In this case, the localization of the shunt point was evaluated on an angiogram with a bone image, which could not depict the dura mater for itself. Then, whether the shunt point was located on a vein surface or the dura mater could not be differentiated clearly. A definitive diagnosis of dural artery–pial vein shunt based on current angiographic imaging studies was difficult to obtain, though at least the shunt point was found on the surface of the SMCV in this case.

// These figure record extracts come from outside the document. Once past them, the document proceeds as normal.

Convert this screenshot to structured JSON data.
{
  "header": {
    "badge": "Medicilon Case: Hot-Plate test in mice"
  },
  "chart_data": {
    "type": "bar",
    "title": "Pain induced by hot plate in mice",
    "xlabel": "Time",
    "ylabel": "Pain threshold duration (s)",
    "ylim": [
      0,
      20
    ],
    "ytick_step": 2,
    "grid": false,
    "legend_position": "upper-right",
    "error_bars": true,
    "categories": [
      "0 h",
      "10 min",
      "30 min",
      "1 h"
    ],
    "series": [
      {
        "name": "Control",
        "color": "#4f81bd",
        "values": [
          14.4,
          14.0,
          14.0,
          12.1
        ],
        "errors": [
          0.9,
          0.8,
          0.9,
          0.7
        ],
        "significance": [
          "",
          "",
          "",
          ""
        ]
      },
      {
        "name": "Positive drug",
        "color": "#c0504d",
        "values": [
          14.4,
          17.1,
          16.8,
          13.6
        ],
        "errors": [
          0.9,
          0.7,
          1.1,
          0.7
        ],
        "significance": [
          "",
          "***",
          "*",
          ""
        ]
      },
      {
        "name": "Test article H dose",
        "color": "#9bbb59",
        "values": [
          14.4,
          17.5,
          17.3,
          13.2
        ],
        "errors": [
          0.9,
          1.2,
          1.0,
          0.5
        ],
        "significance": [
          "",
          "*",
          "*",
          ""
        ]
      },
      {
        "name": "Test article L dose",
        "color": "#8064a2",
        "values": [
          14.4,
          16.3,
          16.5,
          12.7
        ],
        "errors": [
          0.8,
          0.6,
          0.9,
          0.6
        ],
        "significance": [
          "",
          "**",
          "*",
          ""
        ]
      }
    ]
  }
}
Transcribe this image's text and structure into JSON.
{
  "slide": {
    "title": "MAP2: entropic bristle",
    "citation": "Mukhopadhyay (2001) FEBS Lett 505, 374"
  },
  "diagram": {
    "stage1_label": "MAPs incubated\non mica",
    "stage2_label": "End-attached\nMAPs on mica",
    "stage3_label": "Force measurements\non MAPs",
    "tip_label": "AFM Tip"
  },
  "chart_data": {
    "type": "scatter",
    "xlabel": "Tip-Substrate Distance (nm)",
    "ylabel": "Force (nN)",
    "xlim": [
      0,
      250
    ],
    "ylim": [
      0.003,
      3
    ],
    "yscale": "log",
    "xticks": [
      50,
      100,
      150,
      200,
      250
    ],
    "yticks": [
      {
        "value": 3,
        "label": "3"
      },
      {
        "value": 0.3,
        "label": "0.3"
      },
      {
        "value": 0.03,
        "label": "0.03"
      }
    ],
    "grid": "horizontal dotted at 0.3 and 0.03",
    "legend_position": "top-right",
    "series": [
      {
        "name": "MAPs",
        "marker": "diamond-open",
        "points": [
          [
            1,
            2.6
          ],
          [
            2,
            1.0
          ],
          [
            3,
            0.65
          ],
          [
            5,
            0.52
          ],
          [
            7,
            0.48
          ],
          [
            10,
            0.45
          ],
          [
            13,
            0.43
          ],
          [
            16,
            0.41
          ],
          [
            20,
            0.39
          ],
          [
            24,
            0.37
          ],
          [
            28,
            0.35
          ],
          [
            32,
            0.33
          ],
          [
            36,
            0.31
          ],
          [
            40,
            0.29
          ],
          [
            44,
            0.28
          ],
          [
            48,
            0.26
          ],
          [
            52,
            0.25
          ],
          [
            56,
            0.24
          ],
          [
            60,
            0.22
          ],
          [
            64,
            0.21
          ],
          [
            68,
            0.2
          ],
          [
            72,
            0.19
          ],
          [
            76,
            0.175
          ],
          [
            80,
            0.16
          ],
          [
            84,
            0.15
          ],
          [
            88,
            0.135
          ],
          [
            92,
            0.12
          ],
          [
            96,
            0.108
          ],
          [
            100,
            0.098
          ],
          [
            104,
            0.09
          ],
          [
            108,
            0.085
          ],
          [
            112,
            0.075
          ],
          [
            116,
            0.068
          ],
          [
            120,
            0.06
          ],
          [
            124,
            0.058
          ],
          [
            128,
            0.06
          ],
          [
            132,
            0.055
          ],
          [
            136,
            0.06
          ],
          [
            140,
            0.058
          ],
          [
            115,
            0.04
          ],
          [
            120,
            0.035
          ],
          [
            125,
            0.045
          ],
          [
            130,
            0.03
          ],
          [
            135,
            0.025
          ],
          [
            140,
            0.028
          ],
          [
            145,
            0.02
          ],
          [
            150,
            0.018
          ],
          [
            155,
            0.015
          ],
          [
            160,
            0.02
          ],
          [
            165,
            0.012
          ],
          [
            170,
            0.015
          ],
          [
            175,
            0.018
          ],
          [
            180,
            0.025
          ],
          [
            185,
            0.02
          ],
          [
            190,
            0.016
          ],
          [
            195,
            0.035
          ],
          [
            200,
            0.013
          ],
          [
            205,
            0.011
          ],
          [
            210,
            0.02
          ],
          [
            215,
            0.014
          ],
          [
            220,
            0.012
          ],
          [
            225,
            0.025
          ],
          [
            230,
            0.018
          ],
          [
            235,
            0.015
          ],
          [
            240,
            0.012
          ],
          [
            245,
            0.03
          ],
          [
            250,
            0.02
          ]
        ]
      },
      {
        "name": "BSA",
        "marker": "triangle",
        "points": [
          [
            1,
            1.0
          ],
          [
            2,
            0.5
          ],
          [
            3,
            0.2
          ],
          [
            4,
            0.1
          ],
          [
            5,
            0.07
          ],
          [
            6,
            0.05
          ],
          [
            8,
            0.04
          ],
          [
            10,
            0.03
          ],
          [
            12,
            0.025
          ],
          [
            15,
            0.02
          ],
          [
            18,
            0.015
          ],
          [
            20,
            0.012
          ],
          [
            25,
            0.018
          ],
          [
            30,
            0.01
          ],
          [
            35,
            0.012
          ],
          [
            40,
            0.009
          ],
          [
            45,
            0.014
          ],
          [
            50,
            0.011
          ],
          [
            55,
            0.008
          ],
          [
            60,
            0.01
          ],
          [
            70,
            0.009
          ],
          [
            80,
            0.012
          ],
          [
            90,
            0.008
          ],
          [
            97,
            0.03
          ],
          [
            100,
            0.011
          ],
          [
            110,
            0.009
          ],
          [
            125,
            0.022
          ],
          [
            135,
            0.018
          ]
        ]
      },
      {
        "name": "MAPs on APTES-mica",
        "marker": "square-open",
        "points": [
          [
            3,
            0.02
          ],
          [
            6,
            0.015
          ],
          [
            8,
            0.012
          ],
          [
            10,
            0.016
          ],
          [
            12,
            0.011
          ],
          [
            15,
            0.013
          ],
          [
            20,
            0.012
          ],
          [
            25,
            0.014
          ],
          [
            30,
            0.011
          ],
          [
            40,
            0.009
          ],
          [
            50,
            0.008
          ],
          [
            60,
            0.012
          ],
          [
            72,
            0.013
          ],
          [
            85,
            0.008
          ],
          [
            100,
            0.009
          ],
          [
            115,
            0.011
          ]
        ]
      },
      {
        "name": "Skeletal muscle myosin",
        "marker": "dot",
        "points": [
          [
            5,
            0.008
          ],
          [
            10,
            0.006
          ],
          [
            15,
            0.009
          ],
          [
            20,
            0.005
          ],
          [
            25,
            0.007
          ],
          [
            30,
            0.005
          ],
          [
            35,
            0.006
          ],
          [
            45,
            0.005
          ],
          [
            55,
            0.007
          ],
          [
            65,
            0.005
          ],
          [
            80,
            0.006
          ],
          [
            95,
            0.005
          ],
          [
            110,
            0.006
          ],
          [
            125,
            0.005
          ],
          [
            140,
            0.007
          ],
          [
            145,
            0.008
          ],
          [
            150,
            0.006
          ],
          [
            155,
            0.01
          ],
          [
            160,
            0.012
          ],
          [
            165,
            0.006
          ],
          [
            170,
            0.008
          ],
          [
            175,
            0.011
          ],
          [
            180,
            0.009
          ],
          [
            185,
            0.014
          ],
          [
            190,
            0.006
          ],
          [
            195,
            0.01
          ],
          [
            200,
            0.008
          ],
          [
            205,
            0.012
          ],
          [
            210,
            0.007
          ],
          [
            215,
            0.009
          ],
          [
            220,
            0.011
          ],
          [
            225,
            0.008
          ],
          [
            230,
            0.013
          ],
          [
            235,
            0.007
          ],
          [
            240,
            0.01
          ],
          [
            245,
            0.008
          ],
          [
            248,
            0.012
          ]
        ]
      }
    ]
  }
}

Therefore, further case accumulation of this disease and verification of shunt location should be needed.
Conclusion
We report a case of iatrogenic dural artery–pial vein shunt presenting intracerebral hemorrhage 1 year after aneurysmal clipping surgery. Iatrogenic shunts should be considered one of the differential diagnoses in a case of intracranial hemorrhage after craniotomy. Endovascular embolization using liquid material is effective in treating these iatrogenic dural artery–pial vein shunts.
Disclosure Statement
The authors declare no conflicts of interest.